TEN is a cyclical media company with core Free to Air TV (FTA) broadcasting (95%) and outdoor advertising operations (5%).
The businesses are leveraged to the general economy and advertising expenditure.
Ten Networks reported a 91% dive in annual profit owing to a restructuring that involved slashing 190 jobs and writing down the value of contracts for poorly performing televised sporting events.
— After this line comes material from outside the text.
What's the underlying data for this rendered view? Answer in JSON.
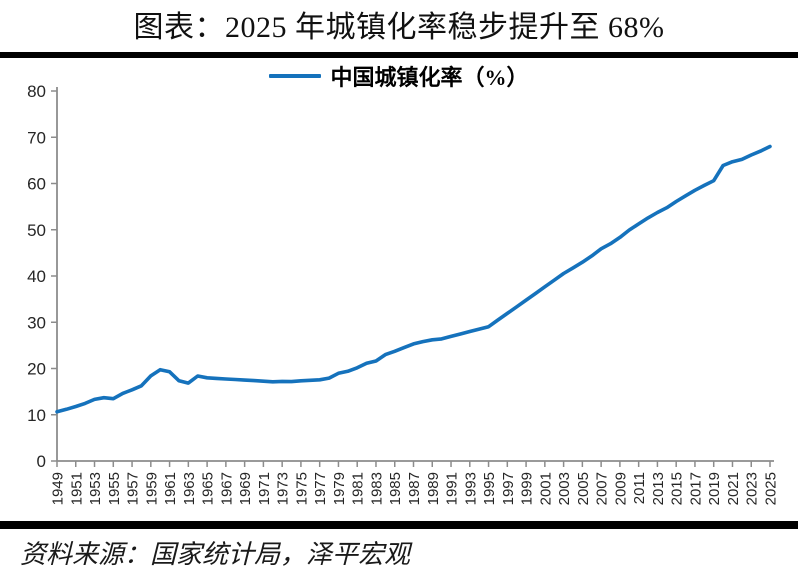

The free-to-air television broadcaster didn't provide much outlook commentary, other than to say that it will keep costs flat this year.
Interim Chief Executive Lachlan Murdoch said Australian businessman Harold Mitchell's prediction at a conference this week of 5%-6% growth in the advertising market in 2012 "would be fantastic." Net profit for the year to Aug. 31 fell to $14.2m from $150.0m a year earlier and included a higher-than-expected impairment charge of $85.4m. That was above Ten's guidance in August of $46.1m because of a write-down in the value of "onerous sports contracts," mostly on its ONE digital channel.
TEN is currently looking to revamp their 2012 line up with the launch of a 3 hour breakfast show and the 7:00pm project moving to 6:30pm as well a some new US highly rated Fox series to start in 2012.
These changes certainly excited investors as the price jumped are a horrible profit announcement.
Media is a tough business as such I prefer Southern Cross over Ten.